Начали вставать. Карлуша кинулся в мастерскую. Сидя за работой, он вздрагивал; слезы мешали ему видеть. Однообразное шипенье ниток и проволок, смешанное со стуком колес, нестерпимо томило его, и когда басонщик закурил свою зловредную сигару, Карлуша тихонько вынырнул из мастерской и кинулся к больной собаке. Она изнемогала от раны, кровь текла сильно, и бедная собака так ослабела, что, привстав при появлении Карлуши, тотчас опять упала. Тихим стоном и медленным виляньем хвоста приветствовала она Карлушу, а Карлуша обнял ее израненную голову, целовал ее и приговаривал, что он с ней убежит в Лес, что они снова будут пасти стадо. Собака мутно поглядела ему в глаза и, будто не веря в возможность такого счастья, печально склонила голову.

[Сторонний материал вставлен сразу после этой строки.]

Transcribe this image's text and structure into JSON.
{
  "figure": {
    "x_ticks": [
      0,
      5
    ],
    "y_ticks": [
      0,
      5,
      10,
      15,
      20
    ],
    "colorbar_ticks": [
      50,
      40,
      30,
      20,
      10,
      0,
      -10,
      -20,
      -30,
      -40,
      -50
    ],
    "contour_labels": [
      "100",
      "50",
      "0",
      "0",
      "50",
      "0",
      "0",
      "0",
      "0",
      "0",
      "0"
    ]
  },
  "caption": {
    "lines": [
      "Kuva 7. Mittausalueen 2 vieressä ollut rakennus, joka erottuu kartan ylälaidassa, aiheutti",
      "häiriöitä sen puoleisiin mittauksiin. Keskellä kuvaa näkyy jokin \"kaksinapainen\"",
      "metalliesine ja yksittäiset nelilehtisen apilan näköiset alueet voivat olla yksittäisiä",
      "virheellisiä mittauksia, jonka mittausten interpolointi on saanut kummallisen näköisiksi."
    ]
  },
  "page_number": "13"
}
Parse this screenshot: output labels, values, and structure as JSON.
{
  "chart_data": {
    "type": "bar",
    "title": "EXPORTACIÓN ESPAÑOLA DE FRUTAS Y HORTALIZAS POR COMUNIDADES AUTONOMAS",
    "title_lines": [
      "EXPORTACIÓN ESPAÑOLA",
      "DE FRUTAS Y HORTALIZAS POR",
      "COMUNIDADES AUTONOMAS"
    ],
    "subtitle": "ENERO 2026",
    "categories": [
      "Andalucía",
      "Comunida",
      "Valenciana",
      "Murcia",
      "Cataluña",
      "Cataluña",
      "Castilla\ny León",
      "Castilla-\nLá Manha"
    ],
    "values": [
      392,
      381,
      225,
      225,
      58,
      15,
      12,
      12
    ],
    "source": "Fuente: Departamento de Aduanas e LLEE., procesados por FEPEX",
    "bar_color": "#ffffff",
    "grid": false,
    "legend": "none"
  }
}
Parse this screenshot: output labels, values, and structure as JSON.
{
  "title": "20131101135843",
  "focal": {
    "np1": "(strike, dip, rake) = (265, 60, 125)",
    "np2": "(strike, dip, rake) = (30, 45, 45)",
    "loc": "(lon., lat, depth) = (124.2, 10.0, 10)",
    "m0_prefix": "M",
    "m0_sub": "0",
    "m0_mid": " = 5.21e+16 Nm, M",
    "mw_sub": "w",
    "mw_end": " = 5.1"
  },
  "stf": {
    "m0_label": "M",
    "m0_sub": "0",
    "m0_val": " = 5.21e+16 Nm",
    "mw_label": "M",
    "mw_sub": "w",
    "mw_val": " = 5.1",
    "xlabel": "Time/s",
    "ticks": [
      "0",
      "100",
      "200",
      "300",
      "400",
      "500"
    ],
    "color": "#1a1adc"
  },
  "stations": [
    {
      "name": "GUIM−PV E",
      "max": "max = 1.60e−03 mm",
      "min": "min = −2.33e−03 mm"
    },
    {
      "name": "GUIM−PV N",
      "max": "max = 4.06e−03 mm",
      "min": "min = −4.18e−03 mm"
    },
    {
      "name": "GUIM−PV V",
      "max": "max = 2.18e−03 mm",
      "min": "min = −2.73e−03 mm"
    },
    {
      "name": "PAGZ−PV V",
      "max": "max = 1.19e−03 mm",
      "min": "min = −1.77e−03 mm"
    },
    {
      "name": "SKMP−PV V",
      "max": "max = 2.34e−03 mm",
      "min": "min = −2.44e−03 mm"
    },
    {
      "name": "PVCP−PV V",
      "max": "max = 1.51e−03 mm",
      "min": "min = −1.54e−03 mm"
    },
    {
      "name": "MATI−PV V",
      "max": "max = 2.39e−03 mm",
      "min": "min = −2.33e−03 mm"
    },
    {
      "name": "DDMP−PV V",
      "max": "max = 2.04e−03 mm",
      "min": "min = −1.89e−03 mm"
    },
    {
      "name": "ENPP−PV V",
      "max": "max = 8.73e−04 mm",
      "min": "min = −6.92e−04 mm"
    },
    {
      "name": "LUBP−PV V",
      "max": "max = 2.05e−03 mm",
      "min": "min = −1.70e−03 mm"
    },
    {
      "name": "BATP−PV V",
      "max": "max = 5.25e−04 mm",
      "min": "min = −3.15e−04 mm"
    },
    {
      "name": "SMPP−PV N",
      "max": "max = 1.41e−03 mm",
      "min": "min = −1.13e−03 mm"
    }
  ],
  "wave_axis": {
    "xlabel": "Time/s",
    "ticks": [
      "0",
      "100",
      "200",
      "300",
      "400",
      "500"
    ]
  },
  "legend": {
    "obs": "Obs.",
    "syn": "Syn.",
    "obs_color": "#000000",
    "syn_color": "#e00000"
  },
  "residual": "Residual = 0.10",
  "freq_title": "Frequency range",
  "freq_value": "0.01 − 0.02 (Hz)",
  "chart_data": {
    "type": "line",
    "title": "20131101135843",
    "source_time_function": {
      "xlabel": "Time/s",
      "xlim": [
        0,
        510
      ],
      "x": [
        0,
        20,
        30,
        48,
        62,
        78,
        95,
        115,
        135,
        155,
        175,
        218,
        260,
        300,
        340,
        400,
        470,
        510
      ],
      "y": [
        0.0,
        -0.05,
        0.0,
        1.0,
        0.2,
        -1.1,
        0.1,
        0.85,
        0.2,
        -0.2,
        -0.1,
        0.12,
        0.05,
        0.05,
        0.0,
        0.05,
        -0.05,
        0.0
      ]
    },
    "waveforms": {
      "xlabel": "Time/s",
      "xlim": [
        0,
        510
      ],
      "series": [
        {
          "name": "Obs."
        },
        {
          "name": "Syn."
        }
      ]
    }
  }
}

Карлуша долго болтал ей про леса, про стадо и горы, гладил ее, называл нежными именами. Собака лежала бесчувственно, приткнув к его колену голову. Наконец Карлуша заглянул ей в глаза, и ужас оледенил его. Сам не зная, что делает, он схватил уже не дышавшую собаку на руки, сбежал вниз и спрятался с ней за дрова. Там он в каком-то отупении глядел на свою собаку и ласками и слезами думал оживить ее. Так провел он целый день за дровами. Настал вечер. Карлуша, не замеченный никем, пробрался в мастерскую, спрятался за станок. Работать уже кончили; в комнате было тихо и темно. Карлуша долго лежал; он вспомнил много лиц, которых видел давно-давно. То казалось ему, что он лежит на горячих угольях; то вдруг становилось холодно; он впадал в бесчувственность или грезил, что заблудился в дремучем лесу. Карлуша развел руками и ощупал педаль станка; хотел привстать и подавил ее: колесо завертелось, несколько проволок вздрогнуло. В ушах мальчика раздался страшный стук; колесо давно смолкло, но ему казалось, что все станки пришли в движение и грохочут, что все проволоки шипят и свистят; множество народу набежало в мастерскую, кричат, суетятся! Карлуша заметил, что лица у людей не человечьи – как они кривляются, как прыгают! а по проволокам скачут маленькие чудовища… Вдруг комната наполнилась дымом, и мрачный хозяин с ужасной сигарой явился перед Карлушей, таща на веревке худую, окровавленную собаку. Он все рос; наконец голова его уперлась в потолок, а руки были так длинны, что он, не нагибаясь, схватил собаку и, грохнув ее об пол, убил сразу, потом так же, не нагибаясь, схватил Карлушу за горло и начал душить.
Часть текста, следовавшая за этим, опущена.